Enter SPORTS. I have been a part of many groups since my kids started school. Volunteer groups, class parents, Girl Scouts, you name it , I probably volunteered for it. I was also teaching at a local preschool, so a lot of people knew me, or at least knew who I was. Then Teenzilla started cheer for the local little league. She had played soccer, and basketball, but never had I encountered such closed ranks as I did within this Football/Cheer organization. after her first year I became an assistant coach- and I loved it! Not only did I get to be around cheer, I was now part of this "Cool Kid Club" filled to the brim with doctors, lawyers, teachers and well known people in the community. The next year I took the head coach position and did that for 3 more years.
This year I am not coaching. I get to be a MOM. I get to watch The Boy practice and sit in the stands for ONLY ONE GAME!! Teenzilla is all done cheering and is now junior coaching. It is so much more relaxing now at practice.
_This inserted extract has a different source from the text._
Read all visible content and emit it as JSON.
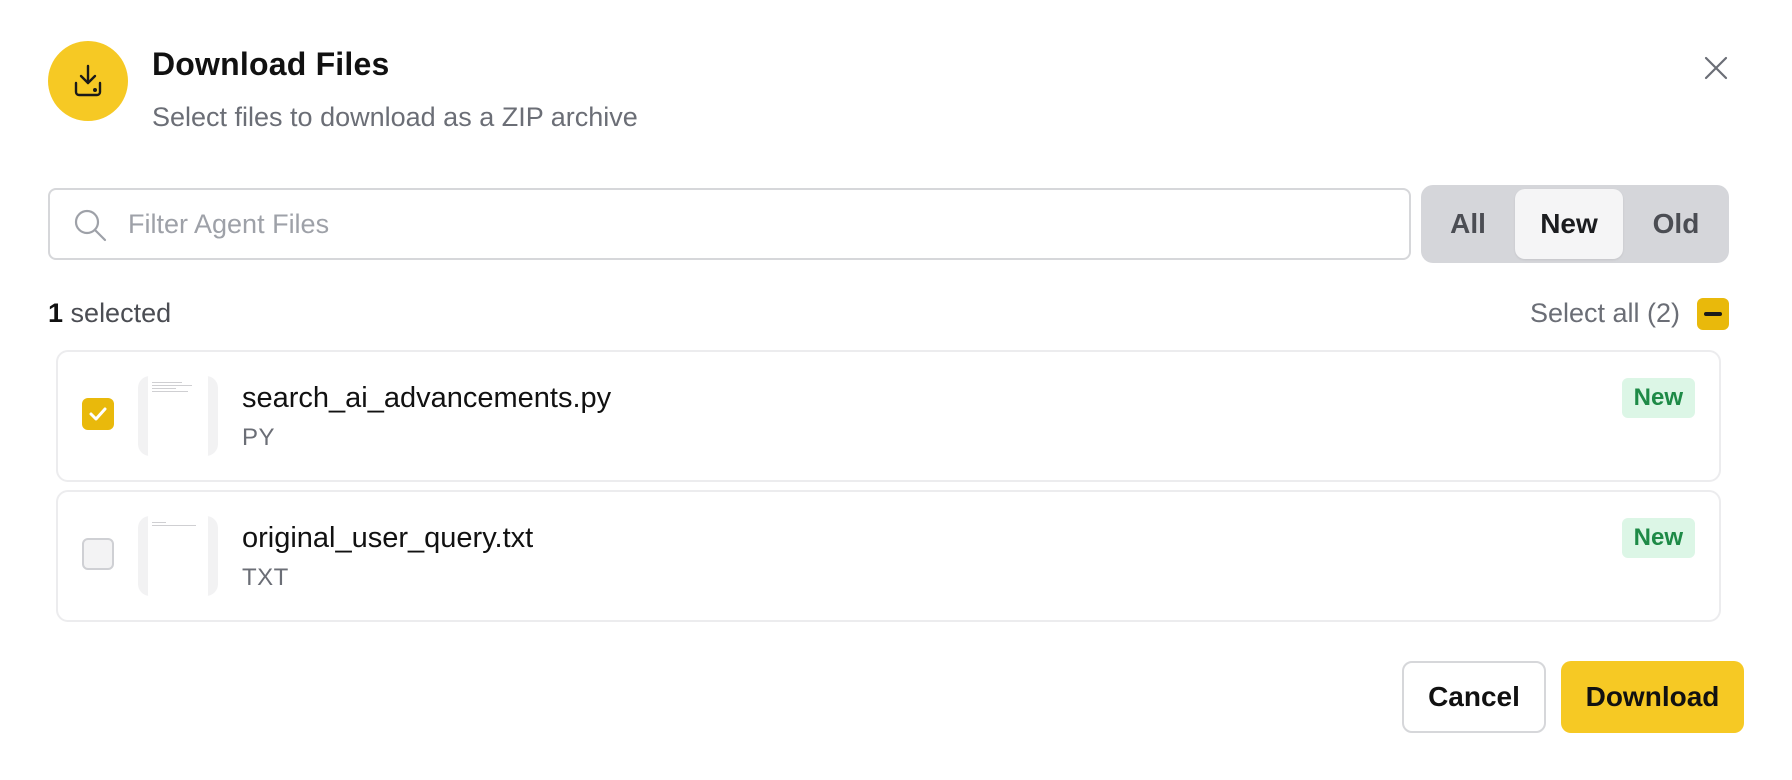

But now I am a nobody. The coaches that I worked alongside, cheering victories and mourning losses act as if they don't even know me. I am just another parent at the field, and not a part of their exclusive club any longer. And it stings. I don't expect to be right in the middle of all the action anymore, but damn! To be treated like a virtual stranger, all of the time spent together apparently forgotten, yeah it kinda hurts.
I have tried to become as involved as I can so far- asking about helping the Team Mom and offering to fill in as a sub for the cheerleaders if one of the coaches has to be absent, only to be pretty much blown off.
So be it. A chapter in my life has come to an end, more abruptly than I would have liked, but I did have a great time while I did it.I am beyond proud that The Boy wants to play again this year. One of the girls wrote an essay last year about a person she admired- and she wrote it about me..pretty damn cool! I made the decision to "retire" as it were, and now I will fulfill my mandatory volunteer commitments and call it good. I have made some good, true friends, and am very happy for that. I will be just as encouraging to all the players as I have always been. And I will be the loudest mom in the stands!